Question

The antiderivative of $\dfrac{1}{x\sqrt{x^2-1}},\; x>1$ with respect to $x$ is

• A. $\sin^{-1}x + C$
• B. $\cos^{-1}x + C$
• C. $\sec^{-1}x + C$
• D. $\cot^{-1}x + C$

Hint:

Remember the important identity: $\dfrac{d}{dx}(\sec^{-1}x) = \dfrac{1}{x\sqrt{x^2-1}}$ for $x>1$.

Answer 1

The Correct Option is C

Step 1: Recall the derivative of inverse secant.
From standard differentiation formulas of inverse trigonometric functions, \[ \frac{d}{dx}(\sec^{-1}x) = \frac{1}{x\sqrt{x^2-1}}, \quad x>1 \] This derivative exactly matches the integrand given in the question. 

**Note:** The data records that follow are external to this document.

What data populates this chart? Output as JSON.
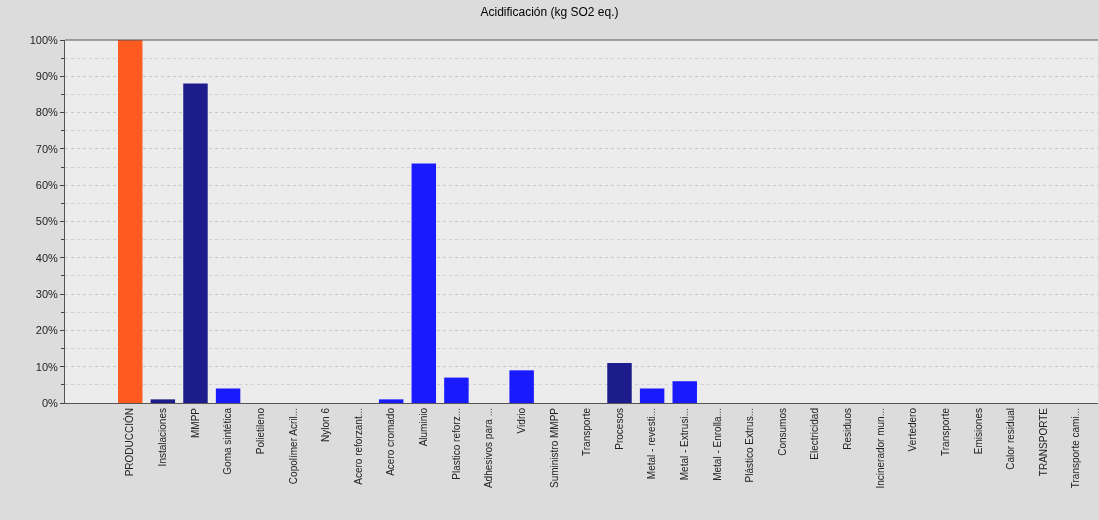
{
  "chart_data": {
    "type": "bar",
    "title": "Acidificación (kg SO2 eq.)",
    "categories": [
      "PRODUCCIÓN",
      "Instalaciones",
      "MMPP",
      "Goma sintética",
      "Polietileno",
      "Copolímer Acril...",
      "Nylon 6",
      "Acero reforzant...",
      "Acero cromado",
      "Aluminio",
      "Plastico reforz...",
      "Adhesivos para ...",
      "Vidrio",
      "Suministro MMPP",
      "Transporte",
      "Procesos",
      "Metal - revesti...",
      "Metal - Extrusi...",
      "Metal - Enrolla...",
      "Plástico Extrus...",
      "Consumos",
      "Electricidad",
      "Residuos",
      "Incinerador mun...",
      "Vertedero",
      "Transporte",
      "Emisiones",
      "Calor residual",
      "TRANSPORTE",
      "Transporte cami..."
    ],
    "values": [
      100,
      1,
      88,
      4,
      0,
      0,
      0,
      0,
      1,
      66,
      7,
      0,
      9,
      0,
      0,
      11,
      4,
      6,
      0,
      0,
      0,
      0,
      0,
      0,
      0,
      0,
      0,
      0,
      0,
      0
    ],
    "colors": [
      "#ff5a1f",
      "#1c1c8c",
      "#1c1c8c",
      "#1a1aff",
      "#1a1aff",
      "#1a1aff",
      "#1a1aff",
      "#1a1aff",
      "#1a1aff",
      "#1a1aff",
      "#1a1aff",
      "#1a1aff",
      "#1a1aff",
      "#1c1c8c",
      "#1a1aff",
      "#1c1c8c",
      "#1a1aff",
      "#1a1aff",
      "#1a1aff",
      "#1a1aff",
      "#1c1c8c",
      "#1a1aff",
      "#1c1c8c",
      "#1a1aff",
      "#1a1aff",
      "#1a1aff",
      "#1a1aff",
      "#1a1aff",
      "#1c1c8c",
      "#1a1aff"
    ],
    "ylim": [
      0,
      100
    ],
    "yticks": [
      {
        "value": 0,
        "label": "0%"
      },
      {
        "value": 10,
        "label": "10%"
      },
      {
        "value": 20,
        "label": "20%"
      },
      {
        "value": 30,
        "label": "30%"
      },
      {
        "value": 40,
        "label": "40%"
      },
      {
        "value": 50,
        "label": "50%"
      },
      {
        "value": 60,
        "label": "60%"
      },
      {
        "value": 70,
        "label": "70%"
      },
      {
        "value": 80,
        "label": "80%"
      },
      {
        "value": 90,
        "label": "90%"
      },
      {
        "value": 100,
        "label": "100%"
      }
    ],
    "grid": "y"
  }
}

Step 2: Compare with the given integral. 
The integral provided is \[ \int \frac{1}{x\sqrt{x^2-1}}\,dx \] Since the derivative of $\sec^{-1}x$ equals the given expression, the integral directly becomes \[ \sec^{-1}x + C \] where \(C\) is the constant of integration. 

Step 3: Conclusion. 
Thus the antiderivative of the function is the inverse secant function. 
Final Answer: $\boxed{\sec^{-1}x + C}$